I am annoyed by the prizes, but the $500,000 budget isn't actually just to get kids into school for one day.  It's a campaign to have parents choose to keep their kids in DPS. In that sense, this is probably a good way to spend money.  However, aiming for this one day, well, that's ridiculous.

I'm happy to say that DPS Emergency Financial Manager, Robert Bobb, appears to understand this.  He told WDIV:

...he’d continually fight to keep students in the district, including contacting parents to reassure them of the quality education their children get in a DPS school.
“Those are the parents we are going to start reaching out to throughout the year," Bobb said. "For all those children that are leaving the district and moving to other schools, our campaign will continue."
Well, I hope he does continue to fight.  And to keep him honest, if I were in control, I drop this "count day" nonsense.  I'd make it "count weeks" (one or two weeks a month for as many months as I could get) and then calculate the daily average to use as a base for the funding. 

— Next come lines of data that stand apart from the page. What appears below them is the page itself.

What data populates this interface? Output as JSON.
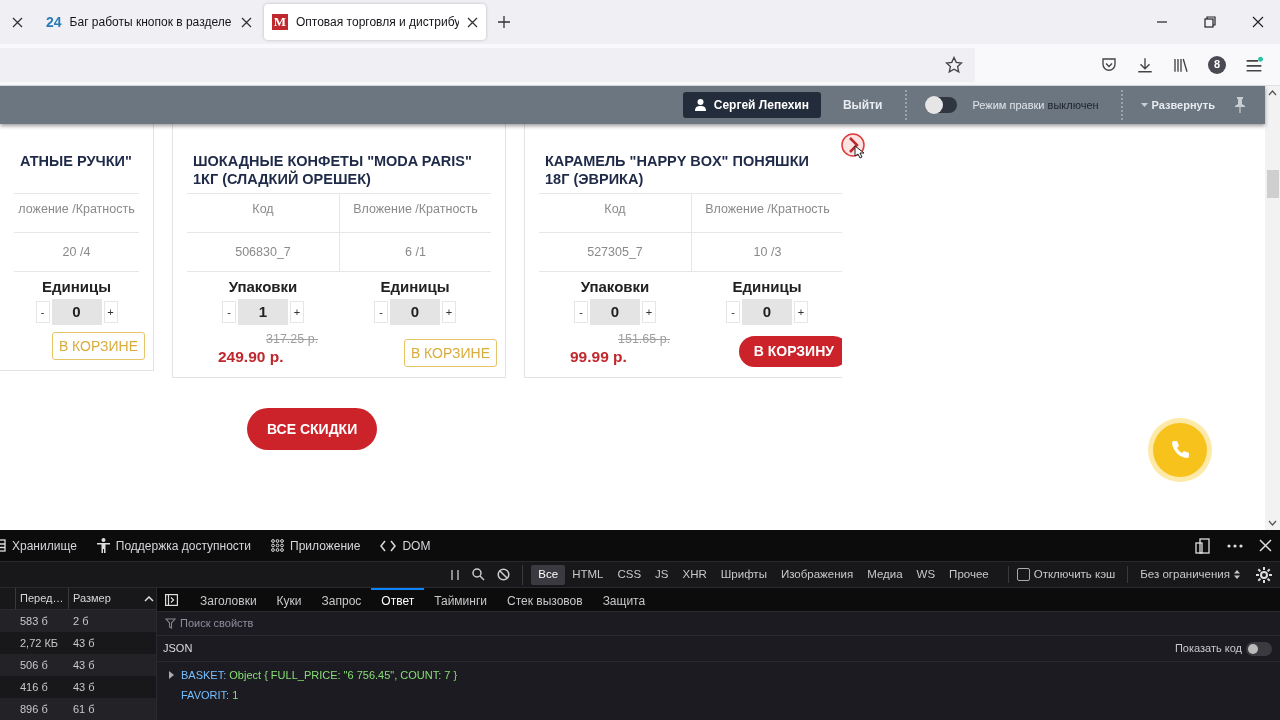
{
  "browser": {
    "tabs": [
      {
        "selected": false
      },
      {
        "favicon_text": "24",
        "title": "Баг работы кнопок в разделе",
        "selected": false
      },
      {
        "favicon_text": "M",
        "title": "Оптовая торговля и дистрибу",
        "selected": true
      }
    ],
    "toolbar_badge": "8"
  },
  "admin_bar": {
    "user": "Сергей Лепехин",
    "logout": "Выйти",
    "edit_mode": {
      "label": "Режим правки",
      "state_text": "выключен",
      "on": false
    },
    "expand": "Развернуть"
  },
  "products": [
    {
      "title": "АТНЫЕ РУЧКИ\"",
      "columns": [
        {
          "label": "ложение /Кратность",
          "value": "20 /4"
        }
      ],
      "quantities": [
        {
          "label": "Единицы",
          "value": "0",
          "minus": "-",
          "plus": "+"
        }
      ],
      "button": {
        "label": "В КОРЗИНЕ",
        "kind": "in_cart"
      }
    },
    {
      "title": "ШОКАДНЫЕ КОНФЕТЫ \"MODA PARIS\" 1КГ (СЛАДКИЙ ОРЕШЕК)",
      "columns": [
        {
          "label": "Код",
          "value": "506830_7"
        },
        {
          "label": "Вложение /Кратность",
          "value": "6 /1"
        }
      ],
      "quantities": [
        {
          "label": "Упаковки",
          "value": "1",
          "minus": "-",
          "plus": "+"
        },
        {
          "label": "Единицы",
          "value": "0",
          "minus": "-",
          "plus": "+"
        }
      ],
      "old_price": "317.25 р.",
      "price": "249.90 р.",
      "button": {
        "label": "В КОРЗИНЕ",
        "kind": "in_cart"
      }
    },
    {
      "title": "КАРАМЕЛЬ \"HAPPY BOX\" ПОНЯШКИ 18Г (ЭВРИКА)",
      "columns": [
        {
          "label": "Код",
          "value": "527305_7"
        },
        {
          "label": "Вложение /Кратность",
          "value": "10 /3"
        }
      ],
      "quantities": [
        {
          "label": "Упаковки",
          "value": "0",
          "minus": "-",
          "plus": "+"
        },
        {
          "label": "Единицы",
          "value": "0",
          "minus": "-",
          "plus": "+"
        }
      ],
      "old_price": "151.65 р.",
      "price": "99.99 р.",
      "button": {
        "label": "В КОРЗИНУ",
        "kind": "add"
      }
    }
  ],
  "all_discounts_button": "ВСЕ СКИДКИ",
  "devtools": {
    "panels": [
      {
        "label": "Хранилище",
        "kind": "storage"
      },
      {
        "label": "Поддержка доступности",
        "kind": "accessibility"
      },
      {
        "label": "Приложение",
        "kind": "application"
      },
      {
        "label": "DOM",
        "kind": "dom"
      }
    ],
    "filters": [
      {
        "label": "Все",
        "selected": true
      },
      {
        "label": "HTML",
        "selected": false
      },
      {
        "label": "CSS",
        "selected": false
      },
      {
        "label": "JS",
        "selected": false
      },
      {
        "label": "XHR",
        "selected": false
      },
      {
        "label": "Шрифты",
        "selected": false
      },
      {
        "label": "Изображения",
        "selected": false
      },
      {
        "label": "Медиа",
        "selected": false
      },
      {
        "label": "WS",
        "selected": false
      },
      {
        "label": "Прочее",
        "selected": false
      }
    ],
    "disable_cache": {
      "label": "Отключить кэш",
      "checked": false
    },
    "throttling": "Без ограничения",
    "requests": {
      "columns": [
        "Перед…",
        "Размер"
      ],
      "rows": [
        [
          "583 б",
          "2 б"
        ],
        [
          "2,72 КБ",
          "43 б"
        ],
        [
          "506 б",
          "43 б"
        ],
        [
          "416 б",
          "43 б"
        ],
        [
          "896 б",
          "61 б"
        ]
      ]
    },
    "detail_tabs": [
      {
        "label": "Заголовки",
        "selected": false
      },
      {
        "label": "Куки",
        "selected": false
      },
      {
        "label": "Запрос",
        "selected": false
      },
      {
        "label": "Ответ",
        "selected": true
      },
      {
        "label": "Тайминги",
        "selected": false
      },
      {
        "label": "Стек вызовов",
        "selected": false
      },
      {
        "label": "Защита",
        "selected": false
      }
    ],
    "filter_placeholder": "Поиск свойств",
    "format_label": "JSON",
    "show_code": {
      "label": "Показать код",
      "on": false
    },
    "tree": [
      {
        "key": "BASKET:",
        "value": "Object { FULL_PRICE: \"6 756.45\", COUNT: 7 }",
        "expanded": false
      },
      {
        "key": "FAVORIT:",
        "value": "1"
      }
    ]
  }
}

The other side benefit to doing it this, is IF you can get more kids to come to one particular school AND show up for school during count weeks, then you might actually get some consistency and be able teach them something too (and isn't that really the point??) --  note the big "if".

Obviously, if you are going to do this, then you have to address the funding disparity between suburban schools and inner-city schools.  One thought on this might be to dump the separate school systems funding as they are now.  Why not shift to funding based on county-wide counts, instead of separate districts?  Heck, while we're at it, why not dump the separate districts all together and make county-wide districts?  I know, parents at every other Wayne County school district will pitch a fit at having to help clean up the mess and corruption at DPS.... 

Anyway, that's obviously a whole different can of worms.  However, with the state teetering on the brink of insolvency (or should that be tumbling over the edge?), I have to wonder if there is an opportunity here to change either Count Day or even the school system structure to help DPS make the most of substantially smaller state funding overall.